Vers 1927-1928, 16 pages et quart in-4 à l’encre sur papier
avec ratures et corrections.
15 000 / 20 000 €
Important manuscrit autobiographique racontant son apprentissage
de pilote à l’école d’aviation militaire d’Istres en 1920.
« Un soir d’Octobre de l’année 1920, je posais le pied pour la première
fois sur le sol de Provence et cela sans hésitation aucune : je me
sentais l’âme d’un conquérant et de fait, mon affectation d’élève-pilote
à l’École d’Aviation d’Istres me donnait suffisamment d’importance,
à mes yeux, pour qu’il en fût ainsi ». Il arrive de nuit par le train,
rencontre à la gare deux autres militaires. Tous trois se dirigent à pied
dans la nuit vers le camp d’aviation, dans le mistral : « Et puis ce fut
la Crau, une sorte de désert gémissant sous le vent, peuplé d’oliviers
et de pins rabougris se découpant en noirs squelettes sur l’horizon
grisâtre. Nous ne disions rien, courbés sous les rafales, sautant les
ornières de la route défoncée et interminable ». Arrivés au camp, ils
doivent partager les paillasses des autres soldats déjà endormis :
« Je rêvai longtemps de spirales, d’hélices calées, de looping et
de vrilles sur un avion idéal dont j’étais le merveilleux pilote. Ce fut
ma première nuit aéronautique ». Installation. Le lendemain, il est
affecté à une chambrée. « On me remit deux tenues réglementaires,
deux vestes et deux pantalons de toile bleue rapiécés, une paire de
godillots datant au moins de 1913 ou 14 mais c’est avec un véritable
bonheur que je me vis remettre le casque de cuir, les lunettes, les
gants fourrés et la combinaison de vol. Un peu plus tard, ma joie fut
complète quand je reçus l’insigne d’élève en argent. Je commençais
seulement à croire que maintenant je prenais définitivement un rang
dans l’aviation et ne désespérais plus de devenir un as ! Discours du
commandant VOISIN : « C’était un vieux de l’aviation, pilote à son
déclin mais d’un cran inouï et qui donnait l’exemple en continuant à
voler chaque jour à 52 ans. Il devait mourir en véritable apôtre deux
ans après d’une chute de cinquante mètres en vrille. Suicide…murmura-
t-on ? Faute de pilotage probablement à un âge où les réflexes sont
sensiblement affaiblis ». Puis l’adjudant-chef COSTA, « Corse féroce
et rageur », fait un rappel à l’ordre sur les tenues « […] Je m’endormis
ce soir-là impatient du lendemain qui devait nécessairement être
pour moi une révélation, prêt à la lutte mais confiant dans l’avenir ».
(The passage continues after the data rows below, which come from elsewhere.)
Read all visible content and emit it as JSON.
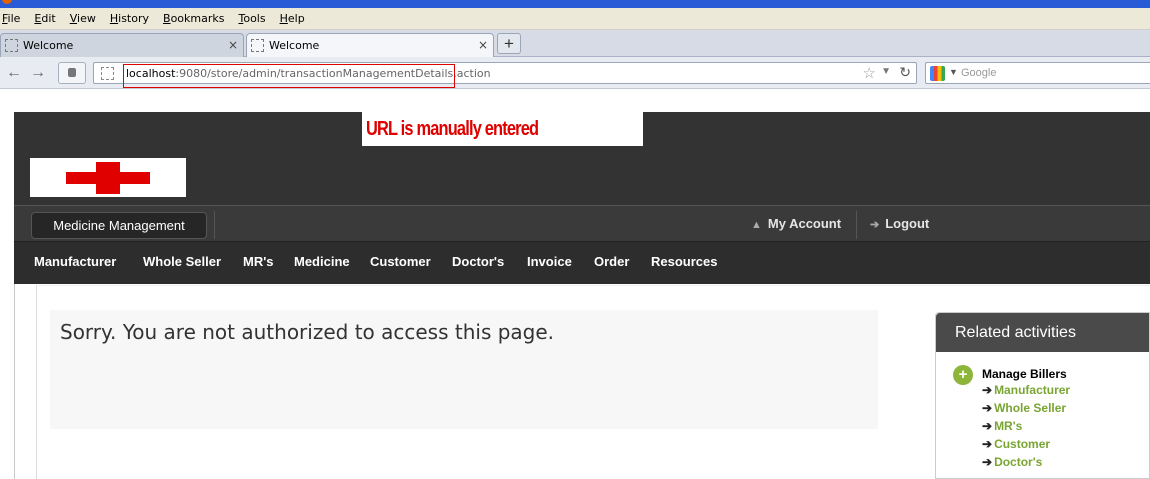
{
  "browser": {
    "menu": [
      "File",
      "Edit",
      "View",
      "History",
      "Bookmarks",
      "Tools",
      "Help"
    ],
    "tabs": [
      {
        "title": "Welcome",
        "active": false
      },
      {
        "title": "Welcome",
        "active": true
      }
    ],
    "url_host": "localhost",
    "url_path": ":9080/store/admin/transactionManagementDetails.action",
    "search_placeholder": "Google",
    "new_tab_label": "+",
    "close_label": "×"
  },
  "annotation": {
    "text": "URL is manually entered",
    "color": "#e00000"
  },
  "header": {
    "primary_button": "Medicine Management",
    "my_account": "My Account",
    "logout": "Logout"
  },
  "nav": [
    "Manufacturer",
    "Whole Seller",
    "MR's",
    "Medicine",
    "Customer",
    "Doctor's",
    "Invoice",
    "Order",
    "Resources"
  ],
  "main": {
    "error_message": "Sorry. You are not authorized to access this page."
  },
  "sidebar": {
    "title": "Related activities",
    "group_title": "Manage Billers",
    "links": [
      "Manufacturer",
      "Whole Seller",
      "MR's",
      "Customer",
      "Doctor's"
    ]
  },
  "colors": {
    "accent_green": "#7aa532",
    "header_dark": "#333333",
    "logo_red": "#e00000"
  }
}
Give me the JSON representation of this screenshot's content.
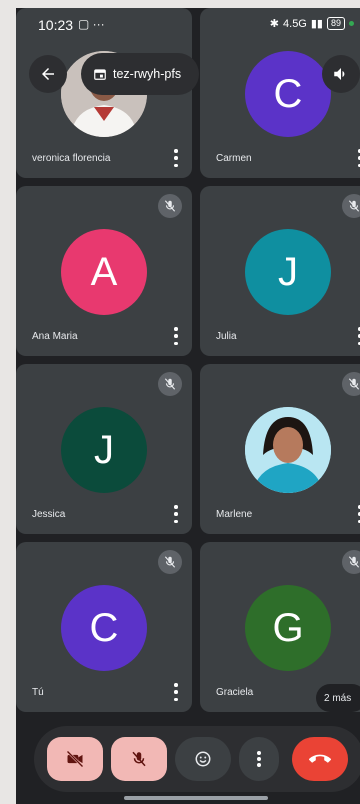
{
  "status": {
    "time": "10:23",
    "extra": "▢ ···",
    "network": "4.5G",
    "battery": "89"
  },
  "meeting": {
    "code": "tez-rwyh-pfs"
  },
  "colors": {
    "tile": "#3c4043",
    "end": "#ea4335",
    "camOff": "#f2b8b5"
  },
  "tiles": [
    {
      "name": "veronica florencia",
      "kind": "photo",
      "muted": false
    },
    {
      "name": "Carmen",
      "initial": "C",
      "color": "#5b33c8",
      "muted": false
    },
    {
      "name": "Ana Maria",
      "initial": "A",
      "color": "#e8396f",
      "muted": true
    },
    {
      "name": "Julia",
      "initial": "J",
      "color": "#0f8fa0",
      "muted": true
    },
    {
      "name": "Jessica",
      "initial": "J",
      "color": "#0b4b3b",
      "muted": true
    },
    {
      "name": "Marlene",
      "kind": "photo",
      "muted": true
    },
    {
      "name": "Tú",
      "initial": "C",
      "color": "#5b33c8",
      "muted": true
    },
    {
      "name": "Graciela",
      "initial": "G",
      "color": "#2e6e2a",
      "muted": true
    }
  ],
  "more_participants": "2 más",
  "icons": [
    "back-arrow-icon",
    "calendar-icon",
    "speaker-icon",
    "mic-off-icon",
    "camera-off-icon",
    "emoji-icon",
    "more-vert-icon",
    "call-end-icon"
  ]
}
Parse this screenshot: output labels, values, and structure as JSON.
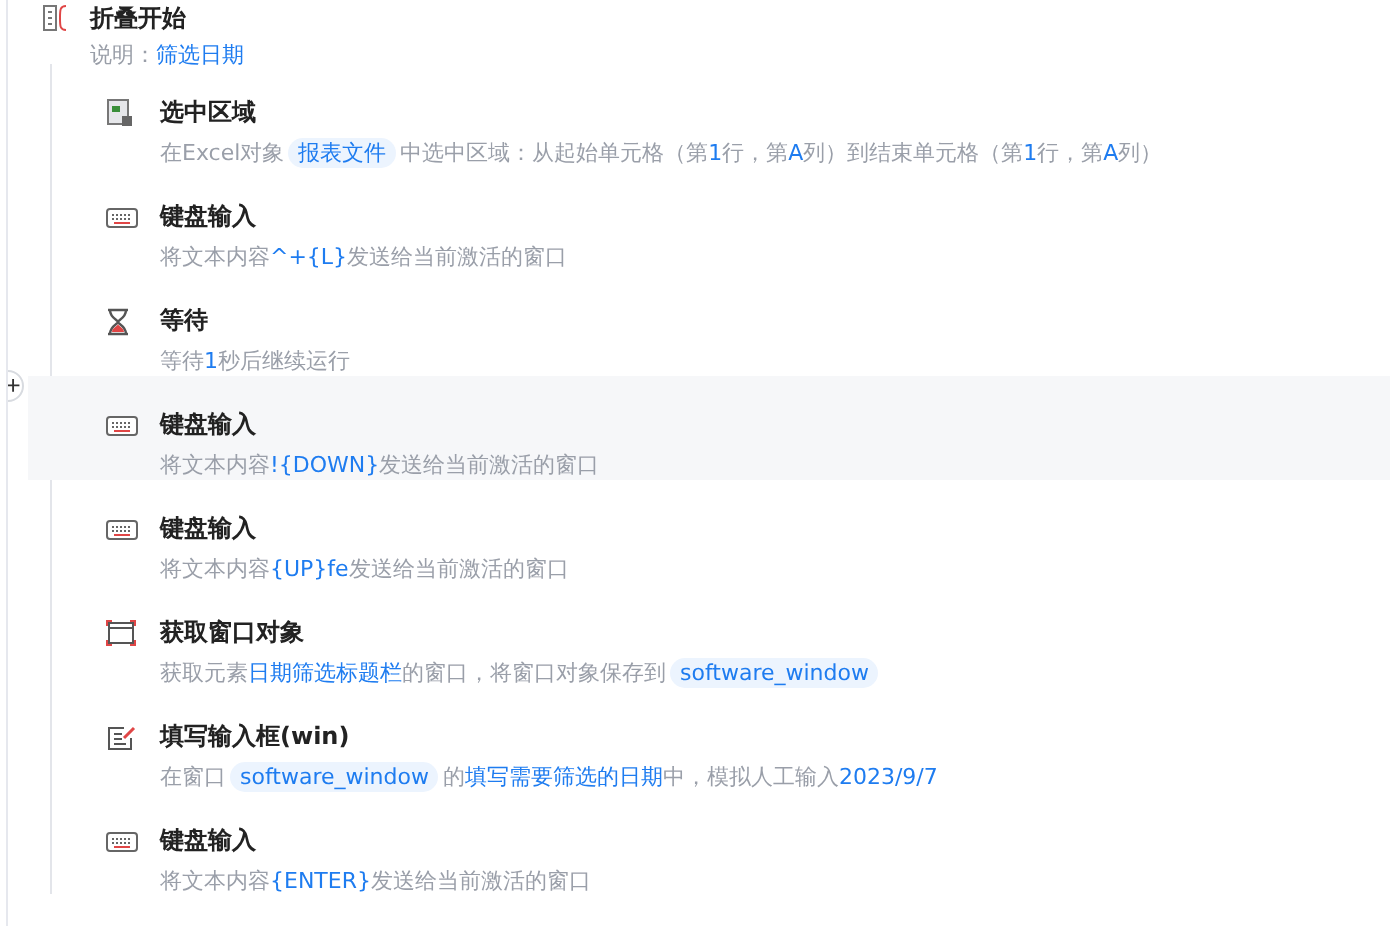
{
  "group": {
    "title": "折叠开始",
    "note_label": "说明：",
    "note_value": "筛选日期"
  },
  "add_button": {
    "label": "+"
  },
  "steps": [
    {
      "kind": "range",
      "title": "选中区域",
      "highlighted": false,
      "description": [
        {
          "kind": "plain",
          "text": "在Excel对象"
        },
        {
          "kind": "chip",
          "text": "报表文件"
        },
        {
          "kind": "plain",
          "text": "中选中区域：从起始单元格（第"
        },
        {
          "kind": "value",
          "text": "1"
        },
        {
          "kind": "plain",
          "text": "行，第"
        },
        {
          "kind": "value",
          "text": "A"
        },
        {
          "kind": "plain",
          "text": "列）到结束单元格（第"
        },
        {
          "kind": "value",
          "text": "1"
        },
        {
          "kind": "plain",
          "text": "行，第"
        },
        {
          "kind": "value",
          "text": "A"
        },
        {
          "kind": "plain",
          "text": "列）"
        }
      ]
    },
    {
      "kind": "keyboard",
      "title": "键盘输入",
      "highlighted": false,
      "description": [
        {
          "kind": "plain",
          "text": "将文本内容"
        },
        {
          "kind": "value",
          "text": "^+{L}"
        },
        {
          "kind": "plain",
          "text": "发送给当前激活的窗口"
        }
      ]
    },
    {
      "kind": "wait",
      "title": "等待",
      "highlighted": false,
      "description": [
        {
          "kind": "plain",
          "text": "等待"
        },
        {
          "kind": "value",
          "text": "1"
        },
        {
          "kind": "plain",
          "text": "秒后继续运行"
        }
      ]
    },
    {
      "kind": "keyboard",
      "title": "键盘输入",
      "highlighted": true,
      "description": [
        {
          "kind": "plain",
          "text": "将文本内容"
        },
        {
          "kind": "value",
          "text": "!{DOWN}"
        },
        {
          "kind": "plain",
          "text": "发送给当前激活的窗口"
        }
      ]
    },
    {
      "kind": "keyboard",
      "title": "键盘输入",
      "highlighted": false,
      "description": [
        {
          "kind": "plain",
          "text": "将文本内容"
        },
        {
          "kind": "value",
          "text": "{UP}fe"
        },
        {
          "kind": "plain",
          "text": "发送给当前激活的窗口"
        }
      ]
    },
    {
      "kind": "window",
      "title": "获取窗口对象",
      "highlighted": false,
      "description": [
        {
          "kind": "plain",
          "text": "获取元素"
        },
        {
          "kind": "value",
          "text": "日期筛选标题栏"
        },
        {
          "kind": "plain",
          "text": "的窗口，将窗口对象保存到"
        },
        {
          "kind": "chip",
          "text": "software_window"
        }
      ]
    },
    {
      "kind": "input",
      "title": "填写输入框(win)",
      "highlighted": false,
      "description": [
        {
          "kind": "plain",
          "text": "在窗口"
        },
        {
          "kind": "chip",
          "text": "software_window"
        },
        {
          "kind": "plain",
          "text": "的"
        },
        {
          "kind": "value",
          "text": "填写需要筛选的日期"
        },
        {
          "kind": "plain",
          "text": "中，模拟人工输入"
        },
        {
          "kind": "value",
          "text": "2023/9/7"
        }
      ]
    },
    {
      "kind": "keyboard",
      "title": "键盘输入",
      "highlighted": false,
      "description": [
        {
          "kind": "plain",
          "text": "将文本内容"
        },
        {
          "kind": "value",
          "text": "{ENTER}"
        },
        {
          "kind": "plain",
          "text": "发送给当前激活的窗口"
        }
      ]
    }
  ]
}
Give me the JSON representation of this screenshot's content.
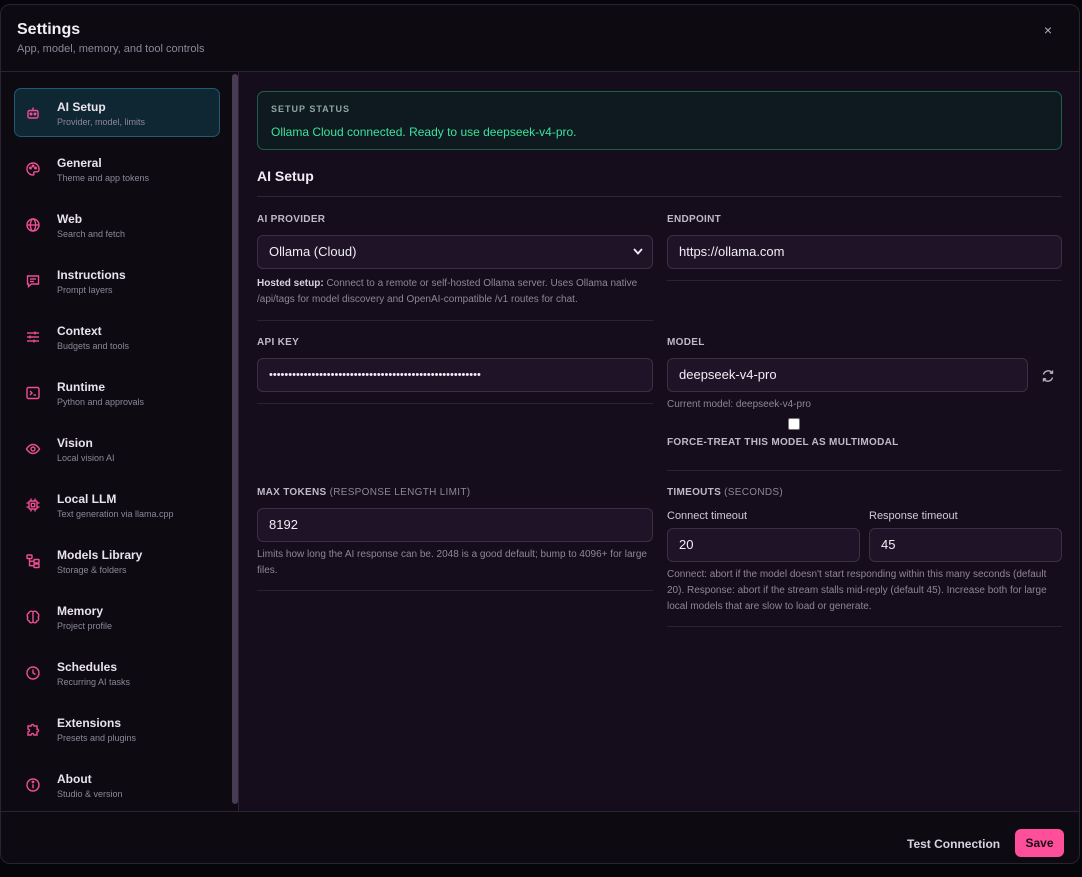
{
  "header": {
    "title": "Settings",
    "subtitle": "App, model, memory, and tool controls",
    "close_label": "×"
  },
  "sidebar": {
    "items": [
      {
        "label": "AI Setup",
        "desc": "Provider, model, limits",
        "icon": "robot-icon",
        "active": true
      },
      {
        "label": "General",
        "desc": "Theme and app tokens",
        "icon": "palette-icon"
      },
      {
        "label": "Web",
        "desc": "Search and fetch",
        "icon": "globe-icon"
      },
      {
        "label": "Instructions",
        "desc": "Prompt layers",
        "icon": "message-icon"
      },
      {
        "label": "Context",
        "desc": "Budgets and tools",
        "icon": "sliders-icon"
      },
      {
        "label": "Runtime",
        "desc": "Python and approvals",
        "icon": "terminal-icon"
      },
      {
        "label": "Vision",
        "desc": "Local vision AI",
        "icon": "eye-icon"
      },
      {
        "label": "Local LLM",
        "desc": "Text generation via llama.cpp",
        "icon": "chip-icon"
      },
      {
        "label": "Models Library",
        "desc": "Storage & folders",
        "icon": "folder-tree-icon"
      },
      {
        "label": "Memory",
        "desc": "Project profile",
        "icon": "brain-icon"
      },
      {
        "label": "Schedules",
        "desc": "Recurring AI tasks",
        "icon": "clock-icon"
      },
      {
        "label": "Extensions",
        "desc": "Presets and plugins",
        "icon": "puzzle-icon"
      },
      {
        "label": "About",
        "desc": "Studio & version",
        "icon": "info-icon"
      }
    ]
  },
  "status": {
    "title": "SETUP STATUS",
    "text": "Ollama Cloud connected. Ready to use deepseek-v4-pro."
  },
  "section": {
    "title": "AI Setup"
  },
  "provider": {
    "label": "AI PROVIDER",
    "value": "Ollama (Cloud)",
    "help_bold": "Hosted setup:",
    "help_text": " Connect to a remote or self-hosted Ollama server. Uses Ollama native /api/tags for model discovery and OpenAI-compatible /v1 routes for chat."
  },
  "endpoint": {
    "label": "ENDPOINT",
    "value": "https://ollama.com"
  },
  "api_key": {
    "label": "API KEY",
    "value": "•••••••••••••••••••••••••••••••••••••••••••••••••••••••"
  },
  "model": {
    "label": "MODEL",
    "value": "deepseek-v4-pro",
    "current": "Current model: deepseek-v4-pro",
    "multimodal_label": "FORCE-TREAT THIS MODEL AS MULTIMODAL"
  },
  "max_tokens": {
    "label": "MAX TOKENS",
    "label_muted": " (RESPONSE LENGTH LIMIT)",
    "value": "8192",
    "help": "Limits how long the AI response can be. 2048 is a good default; bump to 4096+ for large files."
  },
  "timeouts": {
    "label": "TIMEOUTS",
    "label_muted": " (SECONDS)",
    "connect_label": "Connect timeout",
    "connect_value": "20",
    "response_label": "Response timeout",
    "response_value": "45",
    "help": "Connect: abort if the model doesn't start responding within this many seconds (default 20). Response: abort if the stream stalls mid-reply (default 45). Increase both for large local models that are slow to load or generate."
  },
  "footer": {
    "test_label": "Test Connection",
    "save_label": "Save"
  },
  "colors": {
    "accent": "#ff4f9a",
    "status_green": "#39e39b",
    "active_nav": "#0f2733"
  }
}
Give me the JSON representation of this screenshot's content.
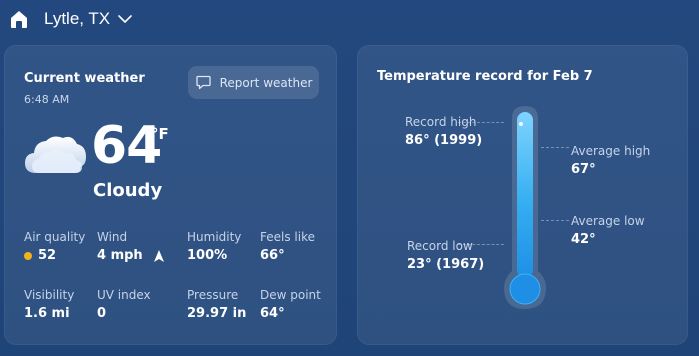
{
  "header": {
    "location": "Lytle, TX",
    "home_icon": "home-icon",
    "dropdown_icon": "chevron-down-icon"
  },
  "current_weather": {
    "title": "Current weather",
    "time": "6:48 AM",
    "report_button": "Report weather",
    "temperature": "64",
    "unit": "°F",
    "condition": "Cloudy",
    "condition_icon": "cloud-icon",
    "stats": [
      {
        "label": "Air quality",
        "value": "52",
        "indicator_color": "#f3b11c"
      },
      {
        "label": "Wind",
        "value": "4 mph"
      },
      {
        "label": "Humidity",
        "value": "100%"
      },
      {
        "label": "Feels like",
        "value": "66°"
      },
      {
        "label": "Visibility",
        "value": "1.6 mi"
      },
      {
        "label": "UV index",
        "value": "0"
      },
      {
        "label": "Pressure",
        "value": "29.97 in"
      },
      {
        "label": "Dew point",
        "value": "64°"
      }
    ]
  },
  "temperature_record": {
    "title": "Temperature record for Feb 7",
    "record_high": {
      "label": "Record high",
      "value": "86° (1999)"
    },
    "average_high": {
      "label": "Average high",
      "value": "67°"
    },
    "average_low": {
      "label": "Average low",
      "value": "42°"
    },
    "record_low": {
      "label": "Record low",
      "value": "23° (1967)"
    }
  },
  "colors": {
    "background": "#23487f",
    "accent": "#2ea6f2",
    "air_quality_moderate": "#f3b11c"
  }
}
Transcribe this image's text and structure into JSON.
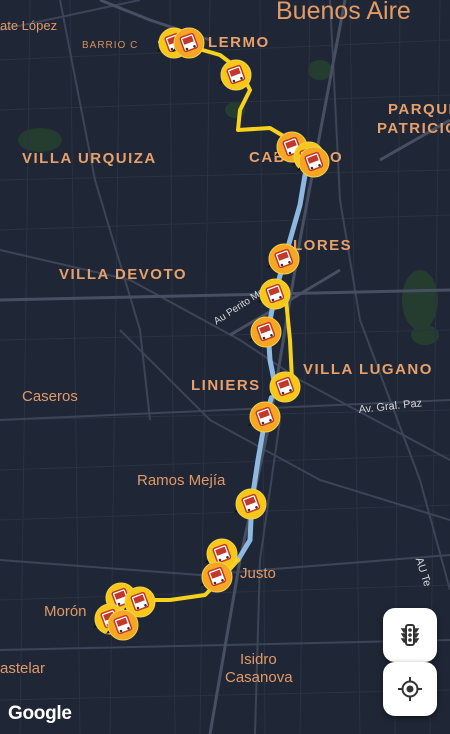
{
  "labels": {
    "buenos_aires": "Buenos Aire",
    "ate_lopez": "ate López",
    "barrio": "BARRIO C",
    "palermo": "LERMO",
    "parque": "PARQUE",
    "patricios": "PATRICIO",
    "villa_urquiza": "VILLA URQUIZA",
    "caballito": "CAB",
    "caballito_end": "O",
    "villa_devoto": "VILLA DEVOTO",
    "flores": "LORES",
    "peritomoreno": "Au Perito Moreno",
    "liniers": "LINIERS",
    "villa_lugano": "VILLA LUGANO",
    "caseros": "Caseros",
    "gral_paz": "Av. Gral. Paz",
    "ramos_mejia": "Ramos Mejía",
    "justo": "Justo",
    "moron": "Morón",
    "castelar": "astelar",
    "isidro": "Isidro",
    "casanova": "Casanova",
    "au_te": "AU Te"
  },
  "attribution": "Google",
  "controls": {
    "traffic_icon": "traffic-light-icon",
    "location_icon": "my-location-icon"
  },
  "colors": {
    "route_yellow": "#f7d21c",
    "route_blue": "#8fb8e0",
    "marker_orange": "#f6a623",
    "marker_yellow": "#f7c81a"
  }
}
Ma première leçon. Réveil au clairon à 6 heures, corvée de « jus »
et de nettoyage de la « carrée » ; « un nouveau coup de clairon
nous réunit en rangs dans la cour casques et lunettes sous le bras.
L’appel terminé, nous nous acheminâmes vers la piste. Mon cœur
battait à petits coups rapides. J’allais enfin prendre mon premier
contact avec le « zinc » ! L’angoisse que tout apprenti-pilote ressent à
ses débuts. On m’affecta à une équipe, à un moniteur. Les Caudron G.3
encastrés les uns dans les autres semblaient des oiseaux au repos. Un
à un nous les amenions sur la piste et bientôt ce fût le ronronnement
des moteurs au ralenti puis leur chanson joyeuse et trépidante alors
qu’ils tournent à plein gaz, les craquements de l’empennage des
avions prêts à bondir arrêtés dans l’élan par les cales, puis leurs
bonds légers alors que libérés ils prenaient enfin leur essor, avides
d’espace de lumière et d’infini ! Immobile, je contemplais sans me
lasser de ce superbe lâcher et me grisais lentement de cette odeur
d’huile et d’essence brûlée que depuis je n’ai jamais cessé de humer
avec délices sur tous les terrains d’aviation que j’ai hantés […] ».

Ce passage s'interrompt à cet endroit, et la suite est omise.